MANNFORD, Okla. - It’s a phone call Joe Anaya will never forget.
The voice at the other end told Joe an out of control wildfire was threatening his family’s home.
View a photo gallery of the wildfire damage. Follow this link on mobile -- http://bit.ly/okfirephotos
By the time Joe arrived to his house south of Mannford, it was too late.
“You’re seeing the total destruction of our dream home, our business, our lives. In one swoop we lost everything,” Joe said, standing on the charred remains of his home on Aug. 5.
Fueled by heavy winds, the wildfire, along with smaller fires, burned nearly 60,000 acres across drought-stricken Creek County, becoming the largest wildfire in state history.
As Joe showed a 2News crew the damage the fire caused to his neighborhood, the homes reduced to piles of rubble, he declared, “As a community, we will rebuild.”
Six months later, the pile of rubble in front of Joe’s home is gone. It has been replaced by stacks of wooden beams that lie next to a skeletal structure, which will soon be Joe and his family’s new home.
Not everyone in Joe’s neighborhood decided to rebuild. In fact, several residents left the area, noticeable by the empty lots scattered throughout the county.
Other residents moved into trailer homes on their property.
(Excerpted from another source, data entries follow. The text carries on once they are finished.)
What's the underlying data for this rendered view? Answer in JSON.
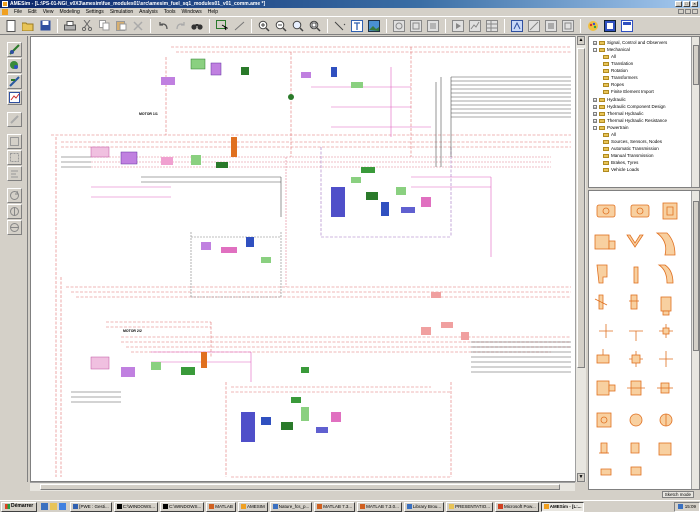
{
  "window": {
    "title": "AMESim - [L:\\PS-01-NGI_v0X3\\amesim\\fue_modules01\\src\\amesim_fuel_sq1_modules01_v01_comm.ame *]"
  },
  "menu": {
    "items": [
      "File",
      "Edit",
      "View",
      "Modeling",
      "Settings",
      "Simulation",
      "Analysis",
      "Tools",
      "Windows",
      "Help"
    ]
  },
  "toolbar": {
    "icons": [
      "new-icon",
      "open-icon",
      "save-icon",
      "print-icon",
      "cut-icon",
      "copy-icon",
      "paste-icon",
      "delete-icon",
      "undo-icon",
      "redo-icon",
      "find-icon",
      "select-icon",
      "zoom-in-icon",
      "zoom-out-icon",
      "zoom-fit-icon",
      "zoom-area-icon",
      "line-icon",
      "text-icon",
      "image-icon",
      "sketch-mode-icon",
      "submodel-mode-icon",
      "parameter-mode-icon",
      "simulation-mode-icon",
      "plot-icon",
      "table-icon",
      "replay-icon",
      "linear-icon",
      "batch-icon",
      "help-icon"
    ]
  },
  "canvas": {
    "labels": {
      "motor1": "MOTOR 1/1",
      "motor2": "MOTOR 2/2"
    }
  },
  "library": {
    "tree": [
      {
        "label": "Signal, Control and Observers",
        "level": 0,
        "expanded": false
      },
      {
        "label": "Mechanical",
        "level": 0,
        "expanded": true
      },
      {
        "label": "All",
        "level": 1
      },
      {
        "label": "Translation",
        "level": 1
      },
      {
        "label": "Rotation",
        "level": 1
      },
      {
        "label": "Transformers",
        "level": 1
      },
      {
        "label": "Ropes",
        "level": 1
      },
      {
        "label": "Finite Element Import",
        "level": 1
      },
      {
        "label": "Hydraulic",
        "level": 0,
        "expanded": false
      },
      {
        "label": "Hydraulic Component Design",
        "level": 0,
        "expanded": false
      },
      {
        "label": "Thermal Hydraulic",
        "level": 0,
        "expanded": false
      },
      {
        "label": "Thermal Hydraulic Resistance",
        "level": 0,
        "expanded": false
      },
      {
        "label": "Powertrain",
        "level": 0,
        "expanded": true
      },
      {
        "label": "All",
        "level": 1
      },
      {
        "label": "Sources, Sensors, Nodes",
        "level": 1
      },
      {
        "label": "Automatic Transmission",
        "level": 1
      },
      {
        "label": "Manual Transmission",
        "level": 1
      },
      {
        "label": "Brakes, Tyres",
        "level": 1
      },
      {
        "label": "Vehicle Loads",
        "level": 1
      }
    ]
  },
  "status": {
    "mode_button": "Sketch mode"
  },
  "taskbar": {
    "start_label": "Démarrer",
    "tasks": [
      {
        "label": "[PWE : Gesti...",
        "active": false
      },
      {
        "label": "C:\\WINDOWS...",
        "active": false
      },
      {
        "label": "C:\\WINDOWS...",
        "active": false
      },
      {
        "label": "MATLAB",
        "active": false
      },
      {
        "label": "AMESIM",
        "active": false
      },
      {
        "label": "Nature_fcs_p...",
        "active": false
      },
      {
        "label": "MATLAB 7.3...",
        "active": false
      },
      {
        "label": "MATLAB 7.3.0...",
        "active": false
      },
      {
        "label": "Library Brou...",
        "active": false
      },
      {
        "label": "PRESENTATIO...",
        "active": false
      },
      {
        "label": "Microsoft Pow...",
        "active": false
      },
      {
        "label": "AMESim - [L:...",
        "active": true
      }
    ],
    "clock": "15:09"
  },
  "colors": {
    "title_bar": "#0a246a",
    "diagram_red": "#d04848",
    "diagram_pink": "#e060c0",
    "diagram_blue": "#3030c0",
    "diagram_green": "#30a040",
    "component_orange": "#e07020"
  }
}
For some the trailers are temporary, as construction is underway on new homes.
For others the trailers have become a permanent oasis, evident by the fact that there is no sign of construction taking place on or near their property.
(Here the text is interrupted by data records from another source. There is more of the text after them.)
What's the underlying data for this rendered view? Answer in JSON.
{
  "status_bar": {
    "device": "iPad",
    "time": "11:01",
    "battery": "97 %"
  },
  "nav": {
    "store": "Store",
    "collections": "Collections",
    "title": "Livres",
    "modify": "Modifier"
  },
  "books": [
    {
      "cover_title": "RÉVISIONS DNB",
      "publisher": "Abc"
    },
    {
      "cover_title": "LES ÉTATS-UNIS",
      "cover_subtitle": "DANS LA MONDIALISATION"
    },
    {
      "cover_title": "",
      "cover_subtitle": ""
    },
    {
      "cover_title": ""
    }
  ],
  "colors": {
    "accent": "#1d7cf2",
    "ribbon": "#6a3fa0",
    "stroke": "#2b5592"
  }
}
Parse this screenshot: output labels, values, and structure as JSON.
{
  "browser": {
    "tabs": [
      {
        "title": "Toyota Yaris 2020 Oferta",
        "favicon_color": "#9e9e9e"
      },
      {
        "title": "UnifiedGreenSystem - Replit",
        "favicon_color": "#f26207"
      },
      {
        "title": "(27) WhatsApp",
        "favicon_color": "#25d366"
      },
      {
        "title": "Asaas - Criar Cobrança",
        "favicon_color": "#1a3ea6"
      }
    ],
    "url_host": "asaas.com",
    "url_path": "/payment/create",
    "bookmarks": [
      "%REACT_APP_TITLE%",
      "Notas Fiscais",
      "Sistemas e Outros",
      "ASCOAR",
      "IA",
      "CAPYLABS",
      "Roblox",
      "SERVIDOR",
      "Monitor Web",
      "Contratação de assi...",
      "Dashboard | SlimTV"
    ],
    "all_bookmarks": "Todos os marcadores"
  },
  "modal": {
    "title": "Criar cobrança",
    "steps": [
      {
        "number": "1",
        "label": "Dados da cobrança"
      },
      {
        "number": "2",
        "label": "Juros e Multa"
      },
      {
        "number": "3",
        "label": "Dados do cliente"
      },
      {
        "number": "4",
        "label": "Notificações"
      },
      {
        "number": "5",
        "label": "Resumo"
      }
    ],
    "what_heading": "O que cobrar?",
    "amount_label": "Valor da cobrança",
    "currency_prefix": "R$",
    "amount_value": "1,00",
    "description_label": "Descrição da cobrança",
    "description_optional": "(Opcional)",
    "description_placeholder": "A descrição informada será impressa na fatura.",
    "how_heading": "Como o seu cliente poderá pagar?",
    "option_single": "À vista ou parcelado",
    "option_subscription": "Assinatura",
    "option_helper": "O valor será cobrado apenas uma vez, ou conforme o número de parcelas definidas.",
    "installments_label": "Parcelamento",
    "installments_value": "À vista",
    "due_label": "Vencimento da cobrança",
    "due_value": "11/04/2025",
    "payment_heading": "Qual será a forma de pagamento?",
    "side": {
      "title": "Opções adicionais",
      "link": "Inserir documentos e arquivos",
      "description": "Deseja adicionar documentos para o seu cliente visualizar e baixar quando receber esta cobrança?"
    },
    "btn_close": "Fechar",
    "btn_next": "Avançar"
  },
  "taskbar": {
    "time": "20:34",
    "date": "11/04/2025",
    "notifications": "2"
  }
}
“We decided to stay because this is our community and this is where we wanted to raise our kids,” Joe said, looking up at the unfinished construction.
Joe is rebuilding his home himself.
While the rebuilding has been slow, Joe doubts he would be this far along without the neighbors who stayed, some of whom he didn’t meet until after the fire.
“These people stepped up and filled the gap and said ‘What do you need? What can we do for you?’ with nothing in return,” he said.
The community also lent its support to area fire departments, many of them all-volunteer, helping to replenish water and food supplies that ran low during the fires.
In the months that followed, monetary donations poured in to some area departments like the Freedom Hill.
Freedom Hill recently accepted a $3,000 donation from Centralia Fire Department, Vinita Church of Christ and the Mannford Church of Christ, according to the department’s Facebook page.
The community also showed strong support to Mannford schools, which received a ton of donated supplies when the school year started.
More than 70 students and five staff members lost homes in the fire.
First grade teacher Betty Keesee talked about the fire with her students at the beginning of the school year.
“We tried to be as upbeat as possible about it and just tried to show them that they had a safe environment,” she said.
The students responded positively.
“The children have pulled through this really well,” she said. “To me, it seems they are back on track. They’re into their school work without the repercussions that we would have expected, so they have done really well.”
As for the person who authorities believe caused the fire by tossing a lit cigarette, Billy Cloud remains on the run. Authorities believe Cloud is still somewhere in Oklahoma.
But those who refuse to run from problems, like Joe, are focused on rebuilding their homes and lives.
“You can’t run from the ashes. You built from the ashes,” said Joe.
And from the ashes, Creek County is slowly but surely rising again.